The confusion matrix of the comparison of the different defect detection algorithms (a) MGB-YOLO; (b) YOLOv5S; (c) Faster RCNN; (d) SSD; (e) YOLOv7; (f) YOLOv8s.

Figure 13 presents the practical detection results of the MGB-YOLO algorithm and other algorithms under the same traffic conditions. The MGB-YOLO algorithm accurately identifies 5 manhole covers, achieving the highest correct recognition count and demonstrating superior universality and applicability. Compared to other algorithms, the MGB-YOLO algorithm exhibits higher accuracy in detecting the same objects, particularly during the process of detecting small targets.

Figure 13
figure 13

Detection effects of different models: (a) MGB-YOLO; (b) YOLOv5S; (c) Faster RCNN; (d) SSD; (e) YOLOv7; (f) YOLOv8s.

Figure 14 presents the real-world detection outcomes of the MGB-YOLO algorithm in comparison to Faster RCNN and SSD for detecting unqualified manhole covers. The MGB-YOLO algorithm effectively diminishes the miss detection and error rates. Conversely, the SSD algorithm erroneously classifies unqualified manhole covers as qualified. While Faster RCNN inconsistently categorizes unqualified manhole covers as both qualified and unqualified. In Fig. 14c, the text in the chart is occluded, which is attributed to the Faster RCNN algorithm mistakenly recognizing both qualified and unqualified well covers simultaneously. This indicates a potential misjudgment of the Faster RCNN algorithm in the recognition process on this particular dataset.

Figure 14
figure 14

Detection effects for unqualified manhole: (a) MGB-YOLO; (b) SSD; (c) Faster RCNN; (d) YOLOv5s; (e) YOLOv7; (f) YOLOv8s.

The recognition experimental results presented in Figs. 13 and 14 indicate that the MGB-YOLO algorithm effectively reduces both omission and error rates, and it provides a higher level of accuracy for small targets. These results demonstrate the effectiveness and superiority of the proposed algorithm.


In this paper, we present an enhanced version of the YOLO v5s model, termed MGB-YOLO, designed specifically for road manhole cover detection. To strike an optimal balance between detection precision and computational speed, we have incorporated the MobileNet-V3, GAM, and BottleneckCSP into the network architecture. To validate the efficacy of our proposed approach, we juxtaposed it with several state-of-the-art detection methods. The experimental outcomes reveal that, relative to the YOLO v5s model, the MGB-YOLO model achieves considerable enhancements in detection speed while sustaining a comparable level of accuracy. Furthermore, when juxtaposed with SSD, Faster RCNN, YOLOv7 and YOLOv8s, it showcases evident superiority concerning recognition precision and model light-weights. While MGB-YOLO is currently applicable for road manhole cover detection, there is room for improvement in terms of aligning its performance with real-time detection standards.
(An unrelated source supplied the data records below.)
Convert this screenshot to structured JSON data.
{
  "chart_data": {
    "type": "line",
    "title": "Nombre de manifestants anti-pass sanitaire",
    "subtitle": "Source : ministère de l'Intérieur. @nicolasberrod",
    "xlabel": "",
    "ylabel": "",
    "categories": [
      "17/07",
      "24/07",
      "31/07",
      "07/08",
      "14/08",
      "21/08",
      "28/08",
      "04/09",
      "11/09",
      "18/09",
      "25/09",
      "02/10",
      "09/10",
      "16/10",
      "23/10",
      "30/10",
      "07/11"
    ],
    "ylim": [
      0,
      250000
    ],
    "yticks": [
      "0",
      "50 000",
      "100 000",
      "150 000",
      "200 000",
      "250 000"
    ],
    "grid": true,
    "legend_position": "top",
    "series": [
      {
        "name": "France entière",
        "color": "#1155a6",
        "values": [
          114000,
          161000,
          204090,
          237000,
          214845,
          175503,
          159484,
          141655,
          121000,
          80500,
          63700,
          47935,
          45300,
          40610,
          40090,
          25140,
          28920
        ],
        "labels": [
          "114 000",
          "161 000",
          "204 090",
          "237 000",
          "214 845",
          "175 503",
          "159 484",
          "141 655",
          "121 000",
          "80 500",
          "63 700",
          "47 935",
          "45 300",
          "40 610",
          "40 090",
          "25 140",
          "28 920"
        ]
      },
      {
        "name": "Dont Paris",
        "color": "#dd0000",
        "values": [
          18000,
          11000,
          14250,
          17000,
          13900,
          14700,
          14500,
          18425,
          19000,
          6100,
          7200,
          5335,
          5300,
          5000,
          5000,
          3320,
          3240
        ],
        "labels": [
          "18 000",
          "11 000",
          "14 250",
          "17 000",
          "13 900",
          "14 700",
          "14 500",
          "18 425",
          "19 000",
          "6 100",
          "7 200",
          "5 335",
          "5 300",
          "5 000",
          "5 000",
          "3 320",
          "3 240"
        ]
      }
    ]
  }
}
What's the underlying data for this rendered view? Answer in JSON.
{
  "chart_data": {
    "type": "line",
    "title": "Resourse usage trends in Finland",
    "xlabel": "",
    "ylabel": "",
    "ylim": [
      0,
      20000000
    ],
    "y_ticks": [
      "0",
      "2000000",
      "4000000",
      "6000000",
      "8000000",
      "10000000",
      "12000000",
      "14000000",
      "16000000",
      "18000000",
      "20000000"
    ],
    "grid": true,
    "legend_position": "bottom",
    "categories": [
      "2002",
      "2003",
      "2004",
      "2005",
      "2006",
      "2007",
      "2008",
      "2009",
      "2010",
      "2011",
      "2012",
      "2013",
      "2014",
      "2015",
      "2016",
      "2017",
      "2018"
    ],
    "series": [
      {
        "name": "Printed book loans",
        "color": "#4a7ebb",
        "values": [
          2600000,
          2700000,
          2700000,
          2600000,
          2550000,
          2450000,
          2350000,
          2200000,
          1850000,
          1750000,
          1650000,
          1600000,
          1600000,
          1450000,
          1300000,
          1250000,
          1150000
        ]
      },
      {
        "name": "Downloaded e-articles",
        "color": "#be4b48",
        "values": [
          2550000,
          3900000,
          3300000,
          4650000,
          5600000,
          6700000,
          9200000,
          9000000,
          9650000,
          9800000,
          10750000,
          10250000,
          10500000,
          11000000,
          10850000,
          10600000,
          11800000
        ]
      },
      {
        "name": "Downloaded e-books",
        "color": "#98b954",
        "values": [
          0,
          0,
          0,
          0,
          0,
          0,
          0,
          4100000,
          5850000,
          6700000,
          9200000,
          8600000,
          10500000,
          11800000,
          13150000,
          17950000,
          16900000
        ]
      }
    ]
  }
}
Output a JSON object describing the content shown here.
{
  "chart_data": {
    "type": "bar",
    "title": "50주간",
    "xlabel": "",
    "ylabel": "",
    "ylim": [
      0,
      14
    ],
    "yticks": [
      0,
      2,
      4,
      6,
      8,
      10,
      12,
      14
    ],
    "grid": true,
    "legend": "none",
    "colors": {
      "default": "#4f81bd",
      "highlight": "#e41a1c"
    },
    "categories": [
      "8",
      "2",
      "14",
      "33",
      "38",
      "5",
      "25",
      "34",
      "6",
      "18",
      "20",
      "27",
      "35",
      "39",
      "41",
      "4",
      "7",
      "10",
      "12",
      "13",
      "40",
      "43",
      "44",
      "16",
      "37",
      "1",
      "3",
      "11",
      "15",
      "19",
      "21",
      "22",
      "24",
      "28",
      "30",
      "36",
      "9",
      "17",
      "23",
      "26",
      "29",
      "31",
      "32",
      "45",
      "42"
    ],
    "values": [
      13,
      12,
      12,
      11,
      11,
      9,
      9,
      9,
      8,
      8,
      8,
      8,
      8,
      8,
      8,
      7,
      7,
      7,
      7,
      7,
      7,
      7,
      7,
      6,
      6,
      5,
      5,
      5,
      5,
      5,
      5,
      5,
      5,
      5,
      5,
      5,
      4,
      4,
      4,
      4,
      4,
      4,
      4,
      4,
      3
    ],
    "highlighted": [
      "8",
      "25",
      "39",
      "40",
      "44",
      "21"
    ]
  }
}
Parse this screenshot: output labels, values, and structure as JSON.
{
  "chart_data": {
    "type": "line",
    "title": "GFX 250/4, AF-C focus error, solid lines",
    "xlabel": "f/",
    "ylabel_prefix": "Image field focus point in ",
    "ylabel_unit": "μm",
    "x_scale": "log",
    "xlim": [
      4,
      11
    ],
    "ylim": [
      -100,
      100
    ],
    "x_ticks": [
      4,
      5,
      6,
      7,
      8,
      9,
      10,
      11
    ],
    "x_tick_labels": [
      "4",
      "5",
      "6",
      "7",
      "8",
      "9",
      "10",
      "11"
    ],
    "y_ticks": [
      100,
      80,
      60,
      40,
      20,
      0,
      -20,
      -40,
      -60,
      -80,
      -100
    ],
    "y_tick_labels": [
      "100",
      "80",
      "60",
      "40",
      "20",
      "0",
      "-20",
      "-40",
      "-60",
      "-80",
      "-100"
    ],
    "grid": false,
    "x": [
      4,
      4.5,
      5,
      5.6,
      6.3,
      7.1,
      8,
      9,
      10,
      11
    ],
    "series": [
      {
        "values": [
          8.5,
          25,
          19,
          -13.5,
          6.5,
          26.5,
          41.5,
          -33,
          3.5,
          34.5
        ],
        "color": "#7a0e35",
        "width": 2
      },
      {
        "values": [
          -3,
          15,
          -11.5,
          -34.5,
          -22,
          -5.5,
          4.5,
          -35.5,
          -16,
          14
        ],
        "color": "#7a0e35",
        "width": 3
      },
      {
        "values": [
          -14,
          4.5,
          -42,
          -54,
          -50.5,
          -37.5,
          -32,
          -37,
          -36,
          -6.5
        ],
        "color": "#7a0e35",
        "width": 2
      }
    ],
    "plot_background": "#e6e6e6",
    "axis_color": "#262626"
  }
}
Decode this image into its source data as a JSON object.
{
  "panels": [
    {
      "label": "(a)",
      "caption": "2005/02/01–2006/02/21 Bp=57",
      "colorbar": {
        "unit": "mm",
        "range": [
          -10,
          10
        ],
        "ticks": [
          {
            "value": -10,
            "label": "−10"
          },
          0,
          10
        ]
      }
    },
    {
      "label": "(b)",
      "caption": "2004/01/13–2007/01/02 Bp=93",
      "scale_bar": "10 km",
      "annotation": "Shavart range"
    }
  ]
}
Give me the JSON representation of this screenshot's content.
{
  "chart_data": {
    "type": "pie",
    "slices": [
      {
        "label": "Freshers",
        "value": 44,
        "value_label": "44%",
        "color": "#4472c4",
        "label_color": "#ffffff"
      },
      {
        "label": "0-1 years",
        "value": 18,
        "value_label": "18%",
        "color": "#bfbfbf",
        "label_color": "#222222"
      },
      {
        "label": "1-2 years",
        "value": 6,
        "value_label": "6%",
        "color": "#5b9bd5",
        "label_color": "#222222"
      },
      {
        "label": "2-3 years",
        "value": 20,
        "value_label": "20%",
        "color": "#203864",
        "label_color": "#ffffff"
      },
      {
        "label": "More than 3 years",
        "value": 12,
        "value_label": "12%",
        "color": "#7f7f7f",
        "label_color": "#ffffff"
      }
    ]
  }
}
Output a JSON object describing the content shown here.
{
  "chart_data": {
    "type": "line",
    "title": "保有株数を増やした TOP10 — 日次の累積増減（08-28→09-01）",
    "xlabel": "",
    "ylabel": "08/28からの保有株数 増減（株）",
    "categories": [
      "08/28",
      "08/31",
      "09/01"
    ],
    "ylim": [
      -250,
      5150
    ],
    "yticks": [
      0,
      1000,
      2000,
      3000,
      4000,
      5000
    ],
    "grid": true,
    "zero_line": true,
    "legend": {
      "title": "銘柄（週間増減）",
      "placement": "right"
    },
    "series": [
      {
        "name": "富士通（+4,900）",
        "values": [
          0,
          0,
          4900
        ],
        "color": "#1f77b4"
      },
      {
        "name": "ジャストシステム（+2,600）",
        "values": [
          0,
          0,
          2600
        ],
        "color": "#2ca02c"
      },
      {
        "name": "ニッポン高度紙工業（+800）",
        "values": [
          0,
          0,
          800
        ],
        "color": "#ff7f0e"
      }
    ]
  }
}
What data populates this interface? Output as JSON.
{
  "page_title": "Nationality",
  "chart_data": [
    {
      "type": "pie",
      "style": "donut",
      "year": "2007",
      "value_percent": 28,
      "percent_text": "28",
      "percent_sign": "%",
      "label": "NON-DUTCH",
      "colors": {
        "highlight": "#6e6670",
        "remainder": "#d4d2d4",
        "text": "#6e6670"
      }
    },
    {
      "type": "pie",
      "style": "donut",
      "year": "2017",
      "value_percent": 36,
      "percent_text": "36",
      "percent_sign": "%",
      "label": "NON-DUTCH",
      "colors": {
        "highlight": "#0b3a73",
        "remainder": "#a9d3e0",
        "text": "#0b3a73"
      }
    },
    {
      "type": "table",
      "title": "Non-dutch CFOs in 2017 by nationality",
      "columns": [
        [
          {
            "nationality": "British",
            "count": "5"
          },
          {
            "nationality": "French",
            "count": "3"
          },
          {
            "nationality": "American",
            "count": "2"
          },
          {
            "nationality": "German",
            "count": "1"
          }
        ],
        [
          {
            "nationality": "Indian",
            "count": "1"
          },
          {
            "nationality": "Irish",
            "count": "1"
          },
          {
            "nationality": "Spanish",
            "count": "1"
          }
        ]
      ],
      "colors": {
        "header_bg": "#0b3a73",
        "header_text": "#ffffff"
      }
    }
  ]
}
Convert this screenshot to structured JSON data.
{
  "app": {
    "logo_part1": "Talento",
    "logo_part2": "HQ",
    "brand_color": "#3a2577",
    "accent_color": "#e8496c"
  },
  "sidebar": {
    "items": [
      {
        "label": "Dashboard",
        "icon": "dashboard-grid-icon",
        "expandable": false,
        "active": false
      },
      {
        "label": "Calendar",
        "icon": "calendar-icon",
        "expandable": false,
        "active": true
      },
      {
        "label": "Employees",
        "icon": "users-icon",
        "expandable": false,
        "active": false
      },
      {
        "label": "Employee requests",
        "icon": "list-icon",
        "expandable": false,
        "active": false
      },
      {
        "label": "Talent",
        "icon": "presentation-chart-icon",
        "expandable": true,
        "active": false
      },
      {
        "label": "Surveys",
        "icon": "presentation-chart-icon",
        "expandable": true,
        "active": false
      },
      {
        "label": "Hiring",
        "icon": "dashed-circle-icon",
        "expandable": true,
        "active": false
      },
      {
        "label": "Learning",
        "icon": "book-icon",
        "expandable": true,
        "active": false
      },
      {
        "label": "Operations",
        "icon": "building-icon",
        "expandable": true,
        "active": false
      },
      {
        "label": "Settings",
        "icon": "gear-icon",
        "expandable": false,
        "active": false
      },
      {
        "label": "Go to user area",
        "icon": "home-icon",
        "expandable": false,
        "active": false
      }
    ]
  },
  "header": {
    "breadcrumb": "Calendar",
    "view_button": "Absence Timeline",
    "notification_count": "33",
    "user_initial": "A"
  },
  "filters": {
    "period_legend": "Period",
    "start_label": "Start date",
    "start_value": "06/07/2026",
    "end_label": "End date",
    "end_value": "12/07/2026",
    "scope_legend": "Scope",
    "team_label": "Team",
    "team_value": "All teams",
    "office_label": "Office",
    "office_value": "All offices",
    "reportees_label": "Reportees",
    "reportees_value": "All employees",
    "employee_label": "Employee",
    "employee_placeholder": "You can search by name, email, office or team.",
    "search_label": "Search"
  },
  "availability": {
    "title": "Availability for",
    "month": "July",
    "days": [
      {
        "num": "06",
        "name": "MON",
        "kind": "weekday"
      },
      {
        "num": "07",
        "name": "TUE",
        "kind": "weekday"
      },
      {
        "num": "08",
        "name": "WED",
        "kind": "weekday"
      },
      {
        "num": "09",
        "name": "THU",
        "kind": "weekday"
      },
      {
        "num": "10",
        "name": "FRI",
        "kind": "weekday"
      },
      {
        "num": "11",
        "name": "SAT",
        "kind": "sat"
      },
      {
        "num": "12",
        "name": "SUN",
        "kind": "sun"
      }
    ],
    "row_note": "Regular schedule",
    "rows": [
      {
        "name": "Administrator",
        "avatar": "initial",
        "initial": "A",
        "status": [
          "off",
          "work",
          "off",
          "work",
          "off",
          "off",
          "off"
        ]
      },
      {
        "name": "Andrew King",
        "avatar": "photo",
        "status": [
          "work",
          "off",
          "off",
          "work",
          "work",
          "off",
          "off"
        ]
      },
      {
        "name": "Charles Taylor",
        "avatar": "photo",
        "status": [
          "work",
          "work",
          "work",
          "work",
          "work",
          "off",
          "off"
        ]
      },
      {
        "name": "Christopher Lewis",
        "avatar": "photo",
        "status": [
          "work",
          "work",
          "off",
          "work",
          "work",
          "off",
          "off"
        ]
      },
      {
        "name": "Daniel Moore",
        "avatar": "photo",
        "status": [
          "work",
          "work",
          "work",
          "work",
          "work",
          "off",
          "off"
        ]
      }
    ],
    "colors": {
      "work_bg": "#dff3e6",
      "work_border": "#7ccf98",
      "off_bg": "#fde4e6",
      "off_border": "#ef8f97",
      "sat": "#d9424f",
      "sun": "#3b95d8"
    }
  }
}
Future endeavors will focus on refining the current model to ensure that manhole cover detection in videos fulfills real-time requirements. Plans to deploy this model on vehicular embedded devices are underway to provide superior portability in real-world applications. Additionally, we intend to fine-tune our data augmentation strategies to further enhance the detection accuracy.